Trade-Offs: Direct Indexing vs. ETFs
Direct indexing offers a way to avoid the hidden costs of ETFs, but it comes with its own trade-offs. The management fee for direct indexing is typically around 0.1 to 0.2 percent, comparable to or slightly higher than the total cost of an ETF after hidden costs. However, direct indexing provides tax-loss harvesting opportunities that can add 0.5 to 1.0 percent in after-tax returns annually, especially for high-income investors. For taxable accounts, this can outweigh the fee difference.
But direct indexing requires a larger minimum investment, often $100,000 or more. It also involves more complexity: you need to manage a portfolio of individual stocks, monitor for corporate actions, and rebalance. For smaller portfolios, ETFs remain the more practical choice. The key is to select ETFs that minimize hidden costs.

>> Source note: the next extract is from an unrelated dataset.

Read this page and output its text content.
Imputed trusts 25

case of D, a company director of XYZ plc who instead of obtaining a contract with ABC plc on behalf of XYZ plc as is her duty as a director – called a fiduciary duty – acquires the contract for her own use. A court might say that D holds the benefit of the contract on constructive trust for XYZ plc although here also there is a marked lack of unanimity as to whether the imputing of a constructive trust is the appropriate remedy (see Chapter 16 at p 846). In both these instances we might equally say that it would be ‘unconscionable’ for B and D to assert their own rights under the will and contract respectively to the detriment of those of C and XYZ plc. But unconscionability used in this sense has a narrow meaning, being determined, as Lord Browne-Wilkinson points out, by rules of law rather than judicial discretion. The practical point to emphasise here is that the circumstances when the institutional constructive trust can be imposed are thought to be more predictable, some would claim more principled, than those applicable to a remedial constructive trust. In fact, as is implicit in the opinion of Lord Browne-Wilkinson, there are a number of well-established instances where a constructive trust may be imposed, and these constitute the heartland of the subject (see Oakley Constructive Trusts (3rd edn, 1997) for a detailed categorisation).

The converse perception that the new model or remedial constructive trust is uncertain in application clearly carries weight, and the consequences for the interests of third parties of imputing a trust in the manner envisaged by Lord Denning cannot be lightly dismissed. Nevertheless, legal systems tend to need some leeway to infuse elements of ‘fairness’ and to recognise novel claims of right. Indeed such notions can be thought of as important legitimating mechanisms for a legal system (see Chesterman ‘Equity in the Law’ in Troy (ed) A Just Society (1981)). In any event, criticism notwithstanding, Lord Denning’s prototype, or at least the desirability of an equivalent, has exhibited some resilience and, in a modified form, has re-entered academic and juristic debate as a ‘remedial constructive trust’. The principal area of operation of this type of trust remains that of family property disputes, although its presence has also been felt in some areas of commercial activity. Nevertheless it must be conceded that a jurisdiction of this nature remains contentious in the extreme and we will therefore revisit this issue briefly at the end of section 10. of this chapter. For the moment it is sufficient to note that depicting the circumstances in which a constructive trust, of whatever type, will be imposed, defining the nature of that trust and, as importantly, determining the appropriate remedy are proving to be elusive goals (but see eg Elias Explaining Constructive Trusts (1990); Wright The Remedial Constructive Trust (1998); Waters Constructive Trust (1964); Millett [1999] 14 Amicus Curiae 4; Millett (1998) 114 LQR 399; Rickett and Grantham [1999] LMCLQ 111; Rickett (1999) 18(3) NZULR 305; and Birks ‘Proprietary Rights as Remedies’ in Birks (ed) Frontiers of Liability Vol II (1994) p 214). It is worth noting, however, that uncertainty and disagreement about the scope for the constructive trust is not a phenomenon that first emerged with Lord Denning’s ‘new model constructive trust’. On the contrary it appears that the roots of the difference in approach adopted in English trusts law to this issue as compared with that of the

Another alternative is to use mutual funds instead of ETFs. Mutual funds do not have the creation-redemption mechanism that generates frequent trades, so they may have lower trading costs. However, mutual funds can also engage in principal trading and securities lending, and they often have higher expense ratios. The comparison depends on the specific fund.
Ultimately, the best approach is to be informed. Read the fine print. Ask your financial advisor about the fund's trading practices. And remember that the expense ratio is just the starting point.
This article is for informational purposes only and does not constitute personalized investment advice. Consult a qualified financial professional for recommendations tailored to your situation.